Henry Alford's 6 favorite books
The Thurber Carnival by James Thurber (Harper Perennial, $15). One of the funniest pieces of cultural dissonance ever produced is Thurber's review of Salvador Dalí's memoir, contained in this collection. Thurber writes, "The naked truth about me is to the naked truth about Salvador Dalí as an old ukulele in the attic is to a piano in a tree, and I mean a piano with breasts."
The Great Gatsby by F. Scott Fitzgerald (Scribner, $15). Gatsby gets no respect as a comic novel, but it has more muffled, rueful laughter in it than you'll find in Chekhov's entire inventory. Come for the gorgeous writing and the doomed love, but stay for the winsome hilarity.
Depth Takes a Holiday by Sandra Tsing Loh (out of print). The NPR commentator's first book is a riotous collection of essays about bohemian Los Angeles. I knew that I would become friends with Loh long before I met her: Both of our first books contained the phrase "Danskin crotch panel."

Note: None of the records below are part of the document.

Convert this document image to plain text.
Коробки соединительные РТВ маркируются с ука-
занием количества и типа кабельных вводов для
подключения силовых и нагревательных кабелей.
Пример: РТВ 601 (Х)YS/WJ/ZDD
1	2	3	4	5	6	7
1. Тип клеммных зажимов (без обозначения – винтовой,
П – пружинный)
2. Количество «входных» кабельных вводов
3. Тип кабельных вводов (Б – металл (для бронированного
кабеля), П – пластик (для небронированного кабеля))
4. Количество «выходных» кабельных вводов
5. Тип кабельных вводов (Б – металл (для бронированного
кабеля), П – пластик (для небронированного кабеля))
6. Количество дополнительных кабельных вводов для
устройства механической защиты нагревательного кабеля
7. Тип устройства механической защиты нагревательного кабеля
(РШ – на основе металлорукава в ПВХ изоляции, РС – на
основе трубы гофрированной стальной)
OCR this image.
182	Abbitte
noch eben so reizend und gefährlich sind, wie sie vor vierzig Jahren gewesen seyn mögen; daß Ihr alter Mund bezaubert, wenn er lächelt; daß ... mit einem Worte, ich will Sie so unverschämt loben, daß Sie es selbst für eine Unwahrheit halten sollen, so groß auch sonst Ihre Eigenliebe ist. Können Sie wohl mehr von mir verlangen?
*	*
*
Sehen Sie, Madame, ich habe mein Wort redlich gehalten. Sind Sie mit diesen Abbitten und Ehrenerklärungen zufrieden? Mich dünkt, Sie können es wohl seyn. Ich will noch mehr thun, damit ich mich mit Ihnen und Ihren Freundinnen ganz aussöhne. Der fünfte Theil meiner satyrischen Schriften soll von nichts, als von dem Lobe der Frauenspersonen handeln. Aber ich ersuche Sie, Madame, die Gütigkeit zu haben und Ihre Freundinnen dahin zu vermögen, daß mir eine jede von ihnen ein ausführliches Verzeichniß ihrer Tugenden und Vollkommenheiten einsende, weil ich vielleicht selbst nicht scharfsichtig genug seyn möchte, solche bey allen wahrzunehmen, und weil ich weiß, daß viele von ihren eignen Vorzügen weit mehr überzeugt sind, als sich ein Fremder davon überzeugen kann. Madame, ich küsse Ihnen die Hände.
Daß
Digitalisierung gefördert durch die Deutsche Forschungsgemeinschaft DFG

Naked Pictures of Famous People by Jon Stewart (Harper, $15). The TV star's 1999 essay collection includes "Adolf Hitler: The Larry King Interview," in which Hitler confesses, "I was a very angry guy." But now: "I get up at seven, have half a melon, do the jumble in the morning paper, and then let the day take me where it will....When you stop having to control everything it's very freeing." Readers will be similarly freed.
New Fish Cookery by James Beard (Little, Brown, $25). Though the late chef and food pioneer Beard was not a humorist, his 1954 fish cookbook contains a comic gem — that being the sentence, "Here are grunions at their best." I like to utter this statement aloud at least three times a day — and I encourage you to do so, too.
Cold Comfort Farm by Stella Gibbons (Penguin, $15). You don't need to know this parody novel's antecedents — D.H. Lawrence and Thomas Hardy's rural melodramas — to weep with laughter at it: Backwoods yokelism is universal. Read it and "I saw something nasty in the woodshed" may become your new "grunions at their best," if not your new "Danskin crotch panel."